Psychiatric University Hospital Research Department
P. O. Box 68
phone: 0041-1-384 21 11
Fax: 0041-1-383 51 14
At this time (Fall 1995), our Swiss research group includes the author as coordinator and project leader/head, a post-doctoral candidate in neurobiology and seven doctoral candidates in medicine. Since January 1995 we have focused on the psychological and biochemical/physiological effects of psychedelics in healthy volunteers.
The positron emission tomography (PET) scan program of study encompasses three major avenues:
In collaboration with the new PET department at the University Hospital Zurich (USZ, Dr. A. Buck) and the University of Bern (Prof. R. Brenneisen), we have already labeled 4-Iodo-2,5-dimethoxy-A (DOI) and psilocin. S-ketamine has also been labeled, in collaboration with the PET center at the Paul Scherrer Institute (PSI, Prof. K. Leenders) in Villigen. At this time, we have already done some initial monkey studies. The tracers must be proven to be suitable ligands before we can do human studies. The two psychedelics 4-Bromo-2,5-dimethoxy-A (DOB) and 4-(2-Fluoroethyl)-2,5-dimethoxy-A (DOEF) will be further candidates for labeling.
As previously shown, ketamine (racemic mixture) and psilocybin resulted in a hyperfrontal metabolic pattern in the human brain associated with hallucinations and ego-dissolution (Vollenweider et. al. 1994 ). Furthermore, we are investigating whether we can block these psychological and metabolic effects using different pharmacological blockers (serotonergic, dopaminergic and gabaergic drugs).
We have already shown that ketanserin (a 5-HT2 blocker) and risperidon (a 5-HT2 and D2 blocker) can completely block the psychological effects of psilocybin. We are also studying the effects of haloperidol (D2 blocker) on psilocybin-induced mental states. Concurrently, Dr. T. Baer, A. Baebler and S. Fretz of our department are studying the effects of such blockers (haloperidol, risperidon, ketanserin, midazolam) on ketamine-induced altered mental states. Classical rating scales (inventories) and computer-assisted neuropsychological tests are being used to investigate psychological alterations in cognition such as the "working memory," etc.

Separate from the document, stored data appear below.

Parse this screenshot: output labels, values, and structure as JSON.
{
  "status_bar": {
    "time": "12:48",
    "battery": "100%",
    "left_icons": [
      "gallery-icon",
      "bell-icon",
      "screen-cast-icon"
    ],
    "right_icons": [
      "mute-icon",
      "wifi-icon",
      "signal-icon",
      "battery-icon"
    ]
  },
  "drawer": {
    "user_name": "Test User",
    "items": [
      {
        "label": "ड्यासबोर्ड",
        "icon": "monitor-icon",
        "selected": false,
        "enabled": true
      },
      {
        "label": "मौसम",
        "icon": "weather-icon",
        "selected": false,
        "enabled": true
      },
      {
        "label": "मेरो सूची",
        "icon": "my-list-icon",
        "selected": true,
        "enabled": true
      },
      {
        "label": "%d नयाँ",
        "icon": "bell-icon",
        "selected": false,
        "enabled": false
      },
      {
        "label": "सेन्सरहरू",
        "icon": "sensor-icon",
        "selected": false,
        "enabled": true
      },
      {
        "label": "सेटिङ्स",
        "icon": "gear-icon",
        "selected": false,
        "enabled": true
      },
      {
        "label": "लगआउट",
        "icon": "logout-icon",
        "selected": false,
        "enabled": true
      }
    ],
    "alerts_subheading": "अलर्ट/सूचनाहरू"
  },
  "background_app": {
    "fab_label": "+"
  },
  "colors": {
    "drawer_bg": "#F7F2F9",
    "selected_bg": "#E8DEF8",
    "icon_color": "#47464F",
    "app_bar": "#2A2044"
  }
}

In collaboration with the PET center PSI-Villigen, we have started to investigate the effect of these blockers on the ketamine and psilocybin-induced metabolic changes using Fluorodeoxyglucose-PET (FDG-PET). Also with the PET center PSI-Villigen, we have started to investigate dopamine receptor occupancy in psilocybin and ketamine subjects using PET scans. It is too early to discuss the results of either of these investigations.
In collaboration with UC San Diego (UCSD), we will investigate the effect of these drug combinations on prepulse inhibition of the startle reflex. This method has been established with Mark Geyer, UCSD.
In upcoming series of investigations to be carried out with Alex Gamma, our neurobiologist, we will focus on the effect of MDMA on psychological and neurophysiological parameters in healthy controls using EEG/ERP, FDG-PET and prepulse inhibition (PPI). Putative alterations of these parameters will be compared with data obtained using the same methods in chronic MDMA users. These investigations will involve collaboration with the PET center, USZ and M. Geyer, UCSD.
S- and R-ketamine study completed
We have finished the S- and R-ketamine study using FDG-PET. The major findings are that S-ketamine resulted in a hyperfrontal pattern similar to that seen with the ketamine racemic mixture. Equimolar doses of R-ketamine resulted in a state of relaxation and in a hypofrontal metabolic pattern or in only slight changes. This study was completed in collaboration with the University of Oslo (Prof. I. Oye) and PSI-Villigen (Prof. K. Leenders).
We have finished a study on the oral (15-20 mg p.o.) and i.v. (1-5 mg) pharmacokinetics of psilocybin in healthy volunteers. The preliminary data show that psilocybin reactions after oral administration arise with psilocin plasma levels of 4-6 ng/ml, peak effects arise 80-90 minutes after oral administration and are associated with psilocin plasma levels ranging from 6-14 ng/ml (depending on the dose administrated). No psilocybin was found after oral administration, supporting the observations in animal studies that psilocybin gets immediately dephosphorylated and that psilocin may be the principle compound entering the brain. The analysis of the i.v. data are underway.
The study will go on investigating the pharmacokinetics of psilocin, since psilocin has been labeled for PET (in collaboration with the Pharmaceutical Institute University, Bern; Dres. F. Hasler and D. Bourquin).